O jacaré, morto no dia seguinte ainda com a perna de Nishimura em suas entranhas, tinha quatro metros de comprimento. Esta espécie única da Amazônia pode atingir seis metros, o que a torna alvo preferencial dos caçadores de peles. Nos últimos tempos, aumentou este tipo de “acidente”, pela crescente quantidade de jacarés amazônicos que atemorizam a população ribeirinha, disse ao Terramérica George Rebêlo, especialista nessas espécies do Instituto Nacional de Pesquisas da Amazônia.

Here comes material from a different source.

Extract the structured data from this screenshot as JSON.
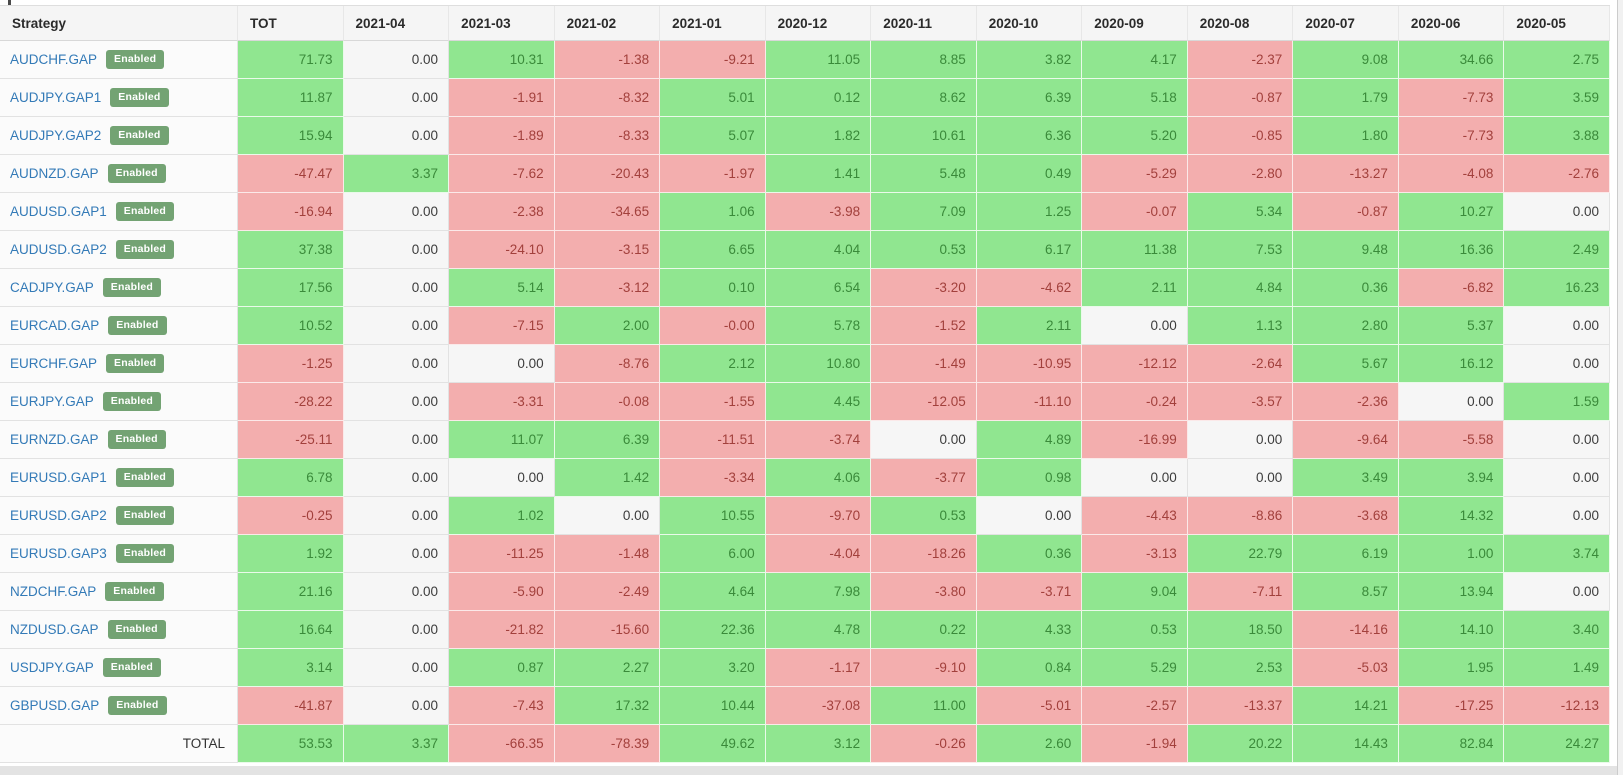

Justamente em Mamirauá está em prática, desde 2003, um projeto pioneiro de aproveitamento controlado do jacaré, baseado em uma brecha da lei 9.985 de 2000, que criou o Sistema Nacional de Unidades de Conservação da Natureza. Da cota permitida para caça, 736 animais por ano, em 2008 só foram abatidos 446, e nenhum em 2009, informou Sonia Canto, gerente de Apoio à Produção de Animais Silvestres do governo do Estado do Amazonas.
Como a caça está proibida há mais de 40 anos – e só é praticada de forma clandestina – desapareceu a antiga cadeia de produção, como a indústria do couro curtido, transporte em barcos frigoríficos adequados e sistema de inspeção sanitária. “Esse é hoje o maior entrave”, lamentou Sonia. O jacaré-açu já não figura na lista de animais em risco de extinção, e sua pele alcança bons preços por seu tamanho e boa qualidade, disse. Sua exploração com manejo tem excelentes perspectivas se forem superados esses gargalos. Além disso, sua carne “é boa e sem colesterol”, acrescentou.
Em sua opinião, a atividade deve limitar-se inicialmente às unidades de conservação, para controlá-la. No Amazonas são 34, que permitem uso sustentável dos recursos naturais, acrescentou. O manejo equilibrado mantém a biodiversidade e o ecossistema, melhora a segurança alimentar e proporciona renda adicional à população, segundo Sonia. As autoridades autorizam a criação em fazendas de jacarés e quelônios, mas esta prática em condições artificiais, além de agregar pouco conhecimento sobre os animais, não reduz a pressão predadora, já que não serve para a maioria dos consumidores ribeirinhos que caçam para sobreviver.